SoundCheck: Opera Collides With Folk Music In Steve Ames’ Unique Songwriting
Steve Ames will perform on KSMU's Studio Live Friday, December 13, 2019 at noon. He'll be at Tie & Timber Beer Co. that same evening from 6-8 pm for Studio Live Social Hour.
What happens when you take a classically trained opera singer and introduce him to folk music? You get the music powerhouse Steve Ames. Our story starts in Decatur, Illinois, where a young Ames began his vocal journey.
“You know, when I was a kid, I did show choir and Summer Stock, and stuff like that. And then started taking private lessons, I wanted to start taking voice lessons. So, I did that and I think I was a freshman in high school, so like 14 or 15, and that teacher is who kind of then started me getting into more serious types
of singing. And you know, we started doing musical theater and then kind of moved into opera. And that was actually Pearl Yeadon. At the time she lived in Decatur, my home town, and was a professor at Millikin University. And when I left high school, she ended up moving down here and working at SMS. I went to Eastern Illinois University for a year and then came down here,” said Ames.
“So, is she the reason you are here in Springfield,” I asked.
“Yeah,” said Ames.
“I had no idea,” I said.
“Pearl and I had stayed in contact and I went to Eastern Illinois, which is in Charleston, Illinois and it wasn’t a good fit for me. We’d stayed in touch and she was like, ‘Well, you might like Springfield.’ So, I came down, checked it out, and I did like it, so I ended up coming down to school here, being in the Opera Workshop program with Pearl and doing choir with Guy Webb,” said Ames.
During that one year at Eastern Illinois, Ames had a roommate by the name of Keith Owens. If that name sounds familiar to you, that’s because he’s also now living in Springfield. Ames was impressed with Owens because he played the guitar.
“I’d always kind of liked guitar and stuff, but I never felt like I was qualified to even try,” said Ames.
Soon enough, Ames let that feeling melt away.
“So, yeah, Keith played guitar and had a bunch of songbooks and would play, like, Indigo Girls and Bob Dylan and some early Paul Simon stuff. A little more like, kind of folky music. And it seemed like, I watched him play, and I was like, ‘Well, heck, I can do that.’

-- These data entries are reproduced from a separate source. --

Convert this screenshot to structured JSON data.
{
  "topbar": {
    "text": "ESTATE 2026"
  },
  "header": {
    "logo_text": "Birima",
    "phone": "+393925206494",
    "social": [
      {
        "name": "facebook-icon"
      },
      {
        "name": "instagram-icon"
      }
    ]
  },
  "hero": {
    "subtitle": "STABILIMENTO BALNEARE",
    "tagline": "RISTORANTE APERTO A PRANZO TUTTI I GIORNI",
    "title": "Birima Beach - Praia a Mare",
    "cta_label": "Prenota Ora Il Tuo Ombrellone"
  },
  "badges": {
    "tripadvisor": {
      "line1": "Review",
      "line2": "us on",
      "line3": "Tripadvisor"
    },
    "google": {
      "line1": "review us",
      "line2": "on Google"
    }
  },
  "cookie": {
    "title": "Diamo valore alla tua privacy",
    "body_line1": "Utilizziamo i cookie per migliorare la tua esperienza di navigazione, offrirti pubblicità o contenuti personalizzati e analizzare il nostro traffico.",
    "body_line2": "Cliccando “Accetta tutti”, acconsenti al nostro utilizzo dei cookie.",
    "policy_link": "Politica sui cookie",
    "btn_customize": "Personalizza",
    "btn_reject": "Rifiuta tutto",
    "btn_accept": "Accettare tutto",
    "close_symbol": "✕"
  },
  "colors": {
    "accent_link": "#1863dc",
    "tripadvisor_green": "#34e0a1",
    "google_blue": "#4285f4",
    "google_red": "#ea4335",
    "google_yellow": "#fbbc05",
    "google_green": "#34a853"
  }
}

“When I moved here, Keith came to visit me. And he came down and he and I went to a pawn shop down on South Street. I bought an old Fender F-25, like, pasteboard guitar for 70 bucks from this pawn shop, and that’s kind of what I learn on. So, moving down here, the first year I was here, I started doing the Opera Workshop with Pearl and that’s when I also got my first guitar and got into writing songs and kind of getting into more into that sort of musical expression part of my life,” said Ames.

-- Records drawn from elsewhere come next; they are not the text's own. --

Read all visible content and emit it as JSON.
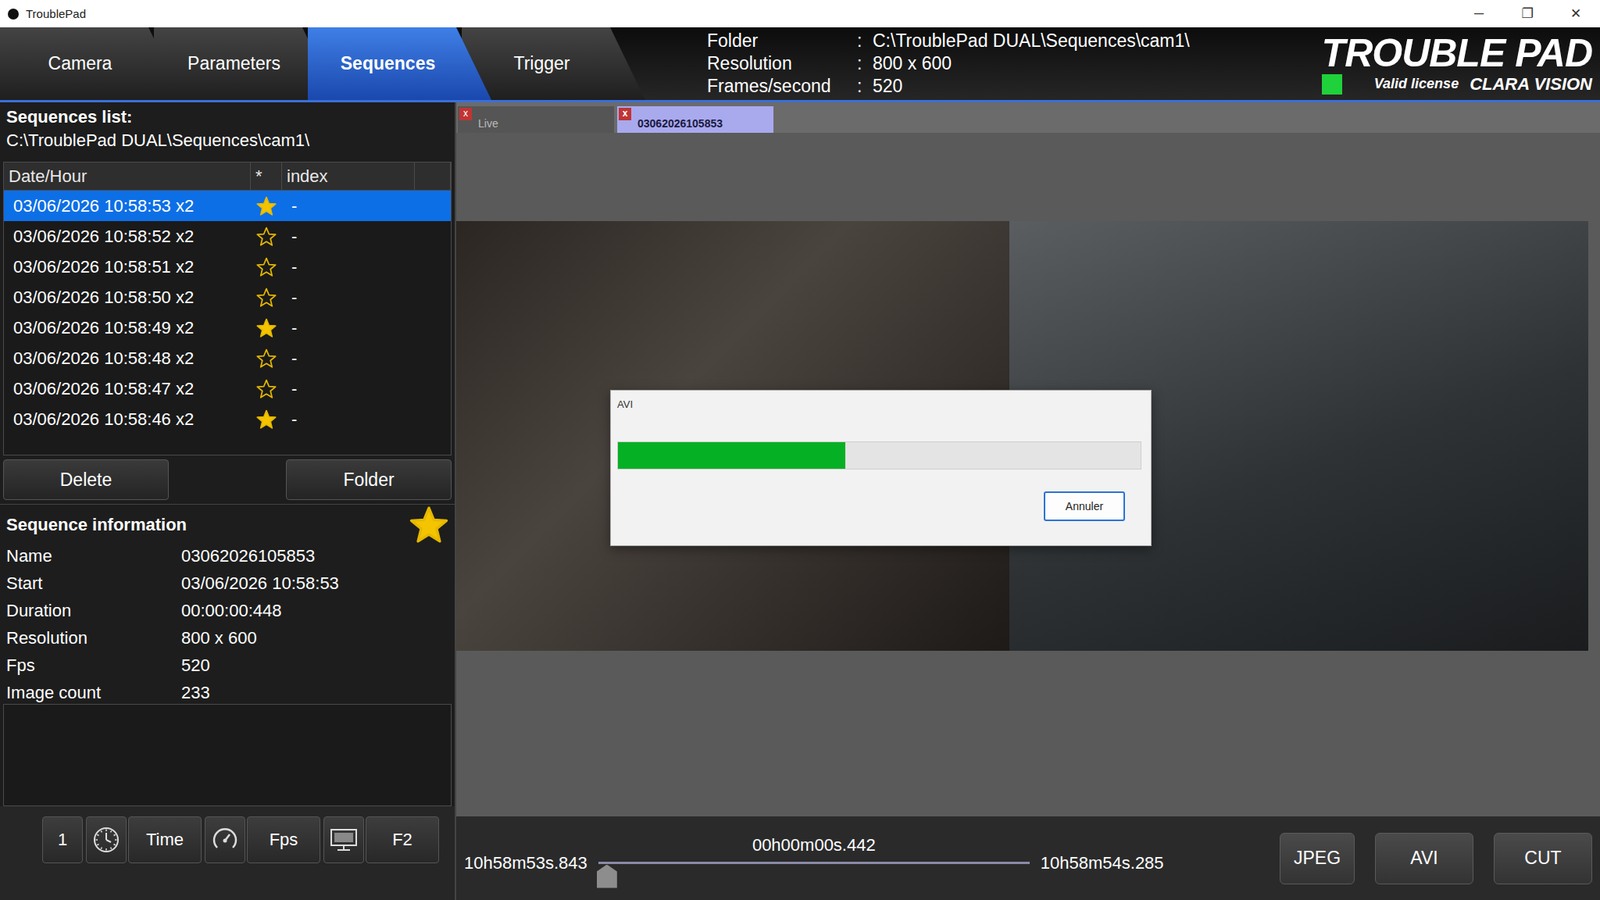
{
  "window": {
    "title": "TroublePad",
    "controls": [
      "─",
      "❐",
      "✕"
    ]
  },
  "tabs": [
    {
      "label": "Camera",
      "selected": false
    },
    {
      "label": "Parameters",
      "selected": false
    },
    {
      "label": "Sequences",
      "selected": true
    },
    {
      "label": "Trigger",
      "selected": false
    }
  ],
  "header_info": {
    "separator": ":",
    "fields": [
      {
        "label": "Folder",
        "value": "C:\\TroublePad DUAL\\Sequences\\cam1\\"
      },
      {
        "label": "Resolution",
        "value": "800 x 600"
      },
      {
        "label": "Frames/second",
        "value": "520"
      }
    ]
  },
  "logo": {
    "title": "TROUBLE PAD",
    "license": "Valid license",
    "brand": "CLARA VISION",
    "license_valid": true
  },
  "sequences": {
    "label": "Sequences list:",
    "path": "C:\\TroublePad DUAL\\Sequences\\cam1\\",
    "columns": [
      "Date/Hour",
      "*",
      "index"
    ],
    "rows": [
      {
        "date": "03/06/2026 10:58:53 x2",
        "starred": true,
        "index": "-",
        "selected": true
      },
      {
        "date": "03/06/2026 10:58:52 x2",
        "starred": false,
        "index": "-",
        "selected": false
      },
      {
        "date": "03/06/2026 10:58:51 x2",
        "starred": false,
        "index": "-",
        "selected": false
      },
      {
        "date": "03/06/2026 10:58:50 x2",
        "starred": false,
        "index": "-",
        "selected": false
      },
      {
        "date": "03/06/2026 10:58:49 x2",
        "starred": true,
        "index": "-",
        "selected": false
      },
      {
        "date": "03/06/2026 10:58:48 x2",
        "starred": false,
        "index": "-",
        "selected": false
      },
      {
        "date": "03/06/2026 10:58:47 x2",
        "starred": false,
        "index": "-",
        "selected": false
      },
      {
        "date": "03/06/2026 10:58:46 x2",
        "starred": true,
        "index": "-",
        "selected": false
      }
    ]
  },
  "list_buttons": [
    "Delete",
    "Folder"
  ],
  "info": {
    "title": "Sequence information",
    "starred": true,
    "fields": [
      {
        "label": "Name",
        "value": "03062026105853"
      },
      {
        "label": "Start",
        "value": "03/06/2026 10:58:53"
      },
      {
        "label": "Duration",
        "value": "00:00:00:448"
      },
      {
        "label": "Resolution",
        "value": "800 x 600"
      },
      {
        "label": "Fps",
        "value": "520"
      },
      {
        "label": "Image count",
        "value": "233"
      }
    ]
  },
  "toolbar": [
    {
      "label": "1",
      "kind": "text"
    },
    {
      "label": "Time",
      "kind": "clock"
    },
    {
      "label": "Fps",
      "kind": "gauge"
    },
    {
      "label": "F2",
      "kind": "monitor"
    }
  ],
  "viewer_tabs": [
    {
      "label": "Live",
      "close": "x",
      "selected": false
    },
    {
      "label": "03062026105853",
      "close": "x",
      "selected": true
    }
  ],
  "dialog": {
    "title": "AVI",
    "level": 0.435,
    "button": "Annuler"
  },
  "timeline": {
    "start": "10h58m53s.843",
    "duration": "00h00m00s.442",
    "end": "10h58m54s.285",
    "level": 0
  },
  "actions": [
    "JPEG",
    "AVI",
    "CUT"
  ]
}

Before he knew it, Ames was thrust into the Springfield music scene in a way that would leave a lasting impact.
“A guy named Michael Fletcher, who’s a great composer and super nice guy, he had grown up in Lebanon and knew Mark Bilyeu, and had told me, ‘You should go meet my friend Mark from high school,’ or
whatever, and that was back when Mark hosted the open mic night down at the Bar Next Door,” said Ames.

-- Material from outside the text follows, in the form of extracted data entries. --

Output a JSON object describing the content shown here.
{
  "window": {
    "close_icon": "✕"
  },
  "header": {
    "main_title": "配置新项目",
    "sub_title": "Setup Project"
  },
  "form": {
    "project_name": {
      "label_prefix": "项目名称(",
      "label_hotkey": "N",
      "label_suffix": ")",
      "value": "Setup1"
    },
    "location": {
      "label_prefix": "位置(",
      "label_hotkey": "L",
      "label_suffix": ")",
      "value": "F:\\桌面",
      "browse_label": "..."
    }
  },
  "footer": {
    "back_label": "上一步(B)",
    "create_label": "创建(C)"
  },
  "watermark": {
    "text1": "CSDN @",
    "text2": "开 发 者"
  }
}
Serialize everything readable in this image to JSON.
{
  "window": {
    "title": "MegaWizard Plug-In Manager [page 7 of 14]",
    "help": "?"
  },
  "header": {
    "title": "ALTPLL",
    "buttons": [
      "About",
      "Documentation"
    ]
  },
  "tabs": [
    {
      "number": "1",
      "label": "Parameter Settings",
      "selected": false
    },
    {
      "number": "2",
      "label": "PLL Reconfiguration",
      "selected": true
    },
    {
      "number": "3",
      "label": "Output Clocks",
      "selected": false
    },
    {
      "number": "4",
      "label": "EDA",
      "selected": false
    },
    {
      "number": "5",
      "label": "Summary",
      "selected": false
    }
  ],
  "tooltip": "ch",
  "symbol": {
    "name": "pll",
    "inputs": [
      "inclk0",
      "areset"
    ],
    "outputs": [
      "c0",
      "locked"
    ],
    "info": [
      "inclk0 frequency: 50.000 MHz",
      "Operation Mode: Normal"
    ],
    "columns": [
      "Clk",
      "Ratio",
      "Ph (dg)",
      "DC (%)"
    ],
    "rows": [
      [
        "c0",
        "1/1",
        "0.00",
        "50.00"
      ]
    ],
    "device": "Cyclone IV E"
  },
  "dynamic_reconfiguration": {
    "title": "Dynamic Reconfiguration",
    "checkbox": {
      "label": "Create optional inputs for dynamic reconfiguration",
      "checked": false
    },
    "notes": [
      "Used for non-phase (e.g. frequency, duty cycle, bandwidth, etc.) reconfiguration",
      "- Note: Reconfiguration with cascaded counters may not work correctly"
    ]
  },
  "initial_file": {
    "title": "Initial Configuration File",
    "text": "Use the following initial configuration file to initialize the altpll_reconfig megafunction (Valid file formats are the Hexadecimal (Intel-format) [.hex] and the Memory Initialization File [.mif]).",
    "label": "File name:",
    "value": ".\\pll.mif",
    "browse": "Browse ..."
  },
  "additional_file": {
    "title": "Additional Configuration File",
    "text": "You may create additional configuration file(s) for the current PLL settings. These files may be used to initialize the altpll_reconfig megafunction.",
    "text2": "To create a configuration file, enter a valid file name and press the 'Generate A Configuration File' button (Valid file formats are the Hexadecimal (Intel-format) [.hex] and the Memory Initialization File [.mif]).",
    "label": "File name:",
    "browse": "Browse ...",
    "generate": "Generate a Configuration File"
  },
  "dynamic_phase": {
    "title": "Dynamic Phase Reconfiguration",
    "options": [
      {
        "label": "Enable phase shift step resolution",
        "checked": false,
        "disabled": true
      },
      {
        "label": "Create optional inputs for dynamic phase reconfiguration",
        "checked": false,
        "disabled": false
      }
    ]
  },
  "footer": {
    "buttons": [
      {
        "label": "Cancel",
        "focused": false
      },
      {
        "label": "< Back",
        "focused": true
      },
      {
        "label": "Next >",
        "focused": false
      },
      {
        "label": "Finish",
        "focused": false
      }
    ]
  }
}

“This was a long time ago,” I said.
“Yeah, this is pre-Big Smith. I was actually at the first Big Smith show. It took place at the second half of that open mic night one time and I happened to be there,” said Ames.
As Ames gained confidence in his guitar playing, songwriting became a part of his life. His opera background influenced the way he would craft a song.
“My background in opera musical theater, I think, informs some of my songwriting choices. I write loud, sort of bombastic music sometimes. I think it carries over, because that’s what drew me to opera. It wasn’t even that I loved opera, I wasn’t super into old, dead composers and 400-year-old songs and stories, but it was the actual physical demands and the challenge of it. It was like, ‘Hey, this is a thing that I can do, and not everyone can do it and I can do it, and it’s a lot of fun.’ It was kind of like sports, in a way,” said Ames.